Entrare nei cārī attraverso questo minuzioso lavoro di indagine dei propri appoggi stimola la consapevolezza che “non sapevamo di non sapere” che il nostro piede poggiasse da tempo immemore in modo casuale e forse disfunzionale, aprendoci a un inaspettato cambio di punto di vista su noi stessi e su quello che ci circonda.

L’indagine degli appoggi non può per noi essere dissociata da quella dell’ascolto del peso che stimola l’abilità di riconoscere e creare modelli di movimento più efficienti e spontanei.
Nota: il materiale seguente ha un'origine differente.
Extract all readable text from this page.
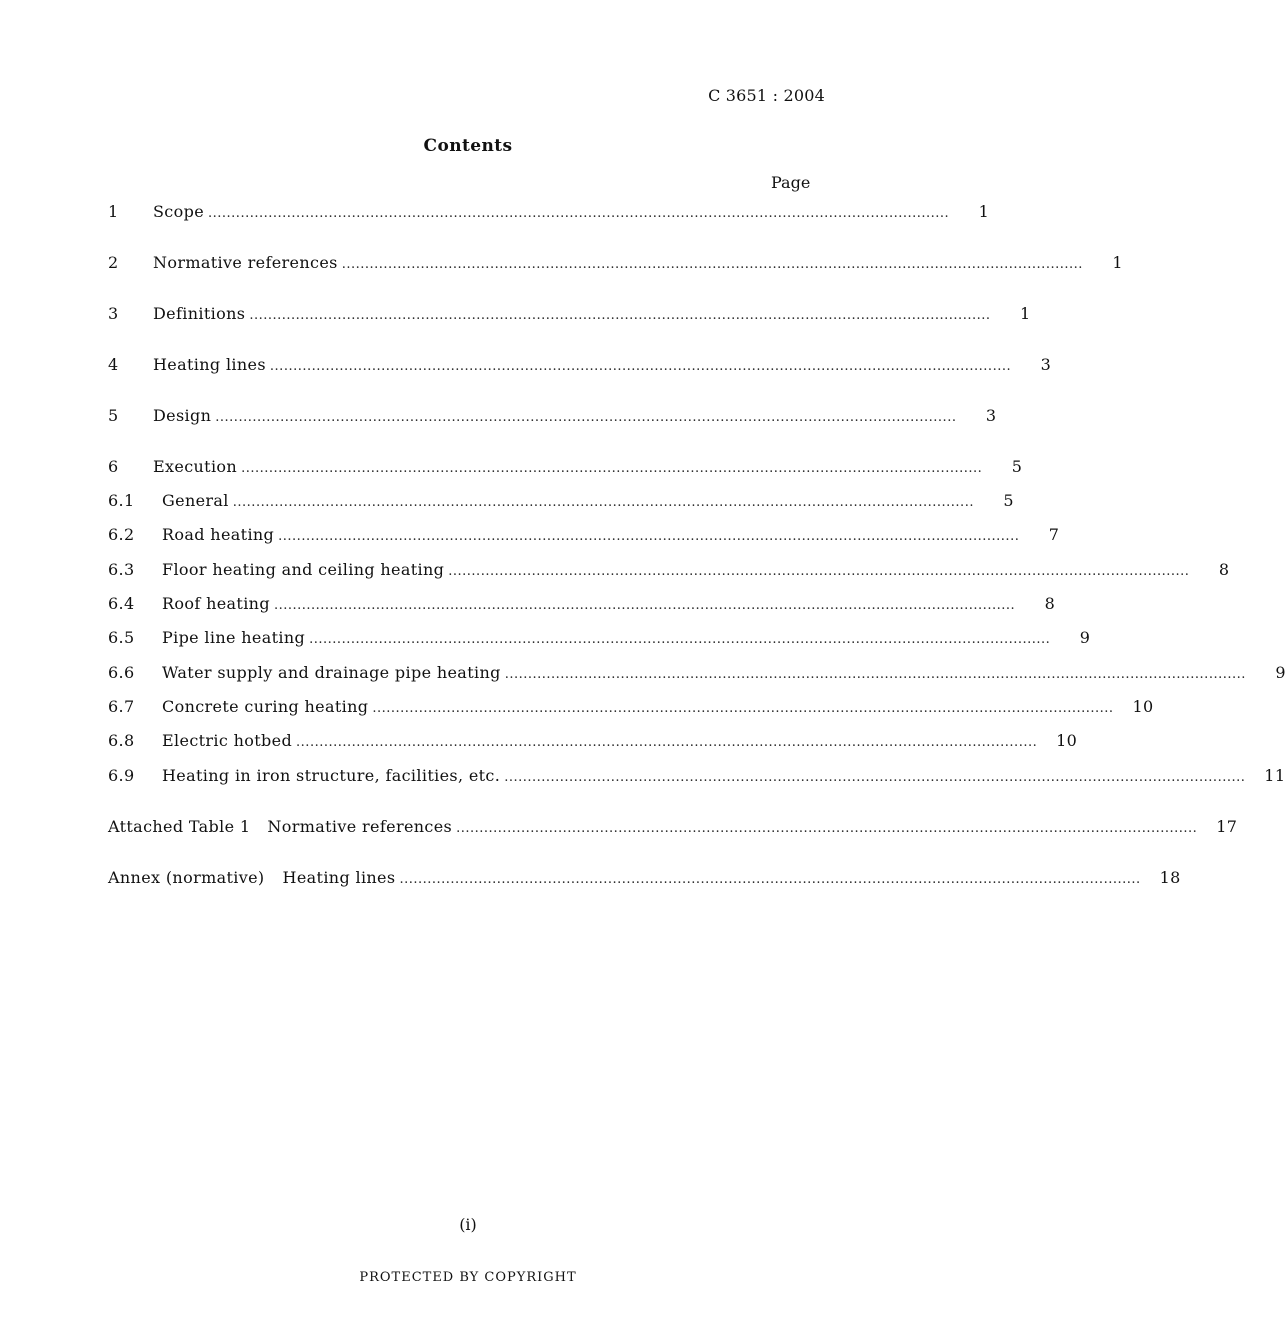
C 3651 : 2004
Contents
Page
1	Scope ................................................................................................................................................................	1
2	Normative references ................................................................................................................................................................	1
3	Definitions ................................................................................................................................................................	1
4	Heating lines ................................................................................................................................................................	3
5	Design ................................................................................................................................................................	3
6	Execution ................................................................................................................................................................	5
6.1	General ................................................................................................................................................................	5
6.2	Road heating ................................................................................................................................................................	7
6.3	Floor heating and ceiling heating ................................................................................................................................................................	8
6.4	Roof heating ................................................................................................................................................................	8
6.5	Pipe line heating ................................................................................................................................................................	9
6.6	Water supply and drainage pipe heating ................................................................................................................................................................	9
6.7	Concrete curing heating ................................................................................................................................................................	10
6.8	Electric hotbed ................................................................................................................................................................	10
6.9	Heating in iron structure, facilities, etc. ................................................................................................................................................................	11
Attached Table 1 Normative references ................................................................................................................................................................	17
Annex (normative) Heating lines ................................................................................................................................................................	18
(i)
PROTECTED BY COPYRIGHT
Mappare con minuzia l’oscillare del nostro peso fino a poter scegliere consapevolmente come lasciarlo scorrere, ci conduce a poter costruire con intelligenza e sensibilità una diversa stabilità.

Le possibilità di movimento si moltiplicano e si può procedere all’integrazione di tutto il corpo, consapevoli che nessuna parte può muoversi senza che tutte le altre non ne vengano influenzate.

A chi si rivolge

Questa pratica a livello individuale è adattabile a ogni persona, con o senza esperienza nel campo del movimento, a seconda di ciò che si è interessati a indagare.

Le pratiche di gruppo si tarano sul livello dei partecipanti e ci si muoverà meglio al suo interno se si è già avvezzi a navigare nel corpo.